Cause of Gordon grain elevator fire still under investigation
There is still no confirmed cause for the weekend fire that destroyed a wooden grain elevator at Farmers Co-op in Gordon.
Co-op interim CEO Dale Anderson says grain inside the elevator and in adjacent bins was still burning too hot until Monday afternoon for investigators to do their work.
Gordon Fire Chief Rich Haller says the amount of dry grain and the size of the wooden structure kept firefighters busy putting water on hot spots for more than two days after getting things under control.
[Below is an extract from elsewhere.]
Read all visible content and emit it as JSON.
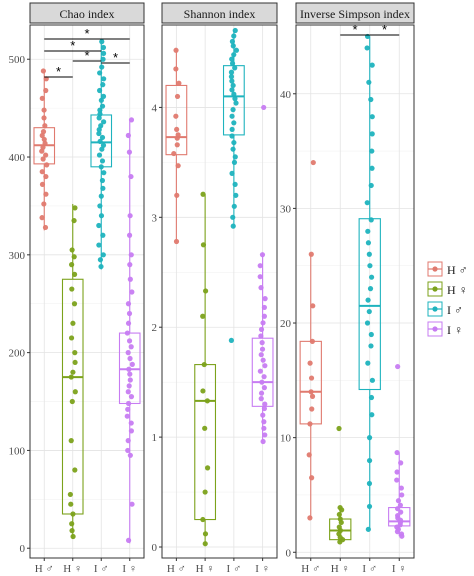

While the bulk storage facility was a complete loss, Dale Anderson says the protective efforts of the firefighters saved the feed mill itself and several storage bins, but as of Monday afternoon he still didn't know what, if any, damage they or their contents suffered.
Farmers Co-op in Gordon was open for business pretty much as usual yesterday, even as firefighters continued to take care of hot spots, and Anderson says all pending orders will be filled.
Anderson says options being considered to make up for the loss of the dried distilled grain and other materials being stored included hiring out some operations the co-op has done itself in the past.
Anderson says despite the loss, things could have been much worse. He's especially thankful that the early morning timing of the fire meant that no co-op employees were at work yet, and that no firefighters were hurt.
Anderson and grain division manager Bart Moseman came up from the Farmers Co-op headquarters in Hemingford on Monday to get a first-hand look at things at the Gordon complex.